The two-session system gives everyone two chances, so the bar has risen. Five years ago, a general-category candidate needed roughly 89 percentile to qualify for JEE Advanced. In 2024 and 2025, that cutoff crossed 93 percentile. The number of candidates has also grown - 2026 Session 1 saw over 13 lakh test-takers. This does not mean the exam has become harder; it means you must approach it with a sharper strategy. Check the JEE Main cutoffs page after results for the official qualifying percentile and category-wise trends.
The final month is not for learning new topics. It is for consolidation, speed refinement, and mental preparation.
Stop starting new chapters. Focus entirely on what you already know. The return on time invested in a brand-new, low-weightage topic is negligible.
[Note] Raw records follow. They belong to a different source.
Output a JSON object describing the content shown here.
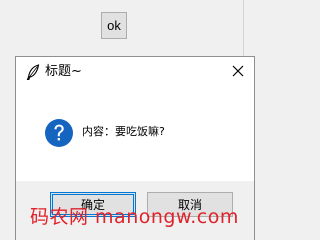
{
  "top_button": {
    "label": "ok"
  },
  "dialog": {
    "title": "标题~",
    "message": "内容：要吃饭嘛?",
    "buttons": {
      "confirm": "确定",
      "cancel": "取消"
    }
  },
  "watermark": {
    "text": "码农网 manongw.com"
  },
  "colors": {
    "accent": "#0078d7",
    "question_icon": "#1565c0",
    "watermark": "#e0222a"
  }
}
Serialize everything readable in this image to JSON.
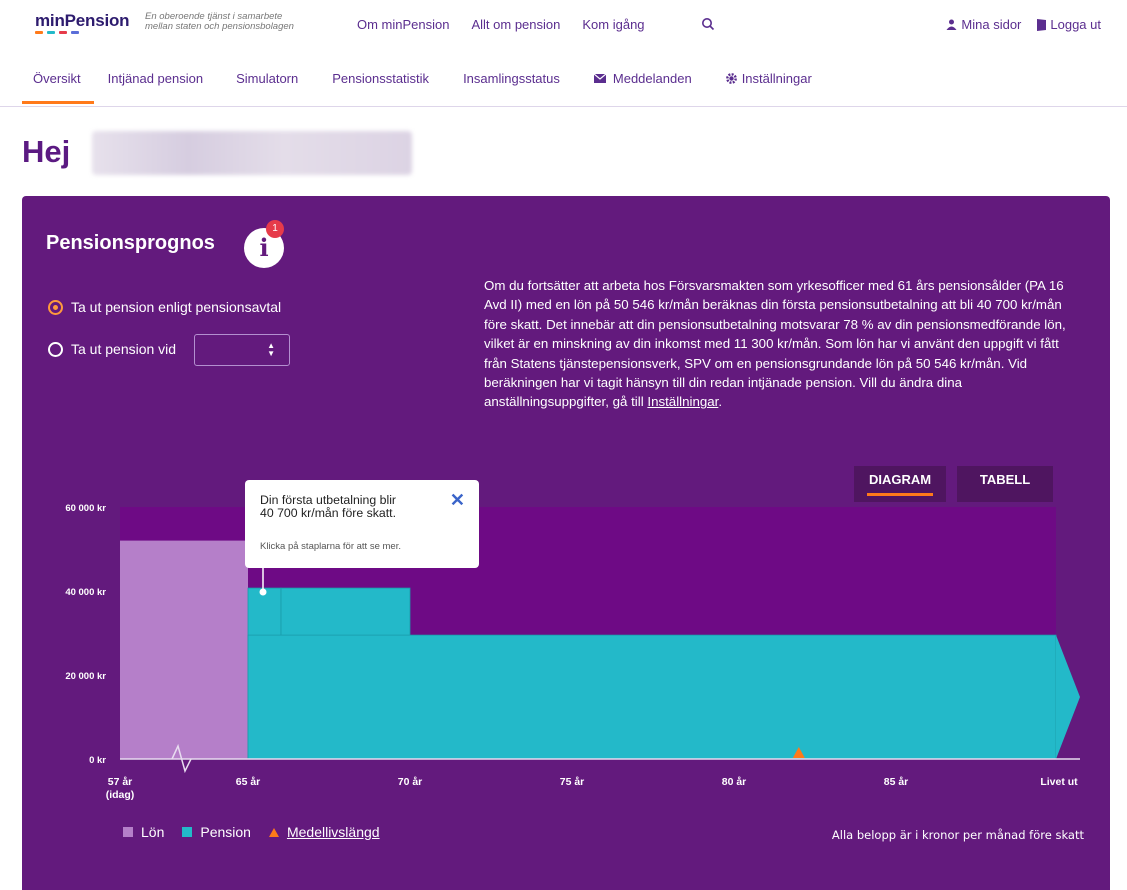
{
  "header": {
    "logo": "minPension",
    "tagline": [
      "En oberoende tjänst i samarbete",
      "mellan staten och pensionsbolagen"
    ],
    "nav": [
      "Om minPension",
      "Allt om pension",
      "Kom igång"
    ],
    "search_icon": "search-icon",
    "user_links": [
      "Mina sidor",
      "Logga ut"
    ]
  },
  "subnav": {
    "tabs": [
      "Översikt",
      "Intjänad pension",
      "Simulatorn",
      "Pensionsstatistik",
      "Insamlingsstatus",
      "Meddelanden",
      "Inställningar"
    ],
    "active": "Översikt"
  },
  "greeting": "Hej",
  "panel": {
    "title": "Pensionsprognos",
    "info_badge": "1",
    "radio_options": [
      "Ta ut pension enligt pensionsavtal",
      "Ta ut pension vid"
    ],
    "radio_selected": 0,
    "description": "Om du fortsätter att arbeta hos Försvarsmakten som yrkesofficer med 61 års pensionsålder (PA 16 Avd II) med en lön på 50 546 kr/mån beräknas din första pensionsutbetalning att bli 40 700 kr/mån före skatt. Det innebär att din pensionsutbetalning motsvarar 78 % av din pensionsmedförande lön, vilket är en minskning av din inkomst med 11 300 kr/mån. Som lön har vi använt den uppgift vi fått från Statens tjänstepensionsverk, SPV om en pensionsgrundande lön på 50 546 kr/mån. Vid beräkningen har vi tagit hänsyn till din redan intjänade pension. Vill du ändra dina anställningsuppgifter, gå till",
    "description_link": "Inställningar",
    "description_end": ".",
    "view_toggle": [
      "DIAGRAM",
      "TABELL"
    ],
    "active_view": "DIAGRAM"
  },
  "tooltip": {
    "line1": "Din första utbetalning blir",
    "line2": "40 700 kr/mån före skatt.",
    "hint": "Klicka på staplarna för att se mer."
  },
  "legend": [
    "Lön",
    "Pension",
    "Medellivslängd"
  ],
  "footnote": "Alla belopp är i kronor per månad före skatt",
  "colors": {
    "panel": "#631a7d",
    "salary": "#b57fc9",
    "pension": "#23b9c9",
    "life_expectancy": "#ff7a1a",
    "accent": "#ff7a1a"
  },
  "chart_data": {
    "type": "area",
    "y_ticks": [
      "60 000 kr",
      "40 000 kr",
      "20 000 kr",
      "0 kr"
    ],
    "ylim": [
      0,
      60000
    ],
    "x_ticks": [
      "57 år\n(idag)",
      "65 år",
      "70 år",
      "75 år",
      "80 år",
      "85 år",
      "Livet ut"
    ],
    "series": [
      {
        "name": "Lön",
        "segments": [
          {
            "from": "57 år",
            "to": "61 år",
            "value": 52000
          }
        ]
      },
      {
        "name": "Pension",
        "segments": [
          {
            "from": "61 år",
            "to": "62 år",
            "value": 40700
          },
          {
            "from": "62 år",
            "to": "65 år",
            "value": 40700
          },
          {
            "from": "65 år",
            "to": "Livet ut",
            "value": 29500
          }
        ]
      }
    ],
    "markers": [
      {
        "name": "Medellivslängd",
        "x": "82 år"
      }
    ]
  }
}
Increase mock test frequency. One full-length mock every 2-3 days, with analysis in between. Simulate exam conditions: same start time, same 3-hour block, same break pattern.
Revise short notes and formula notebooks daily. Your handwritten summaries are your most efficient revision tool. Spend 1-2 hours daily on formula review across all three subjects.
Re-solve your error notebook. The mistakes you made in previous mocks are the most predictive of mistakes you will make in the actual exam. Eliminate them systematically.
Fix your sleep schedule. If your exam is in the morning shift, train your body to be alert at that time. Late-night studying in the final week that disrupts your sleep cycle is counterproductive. Ensure your JEE Main admit card details are clear and that you have verified your exam centre location well in advance.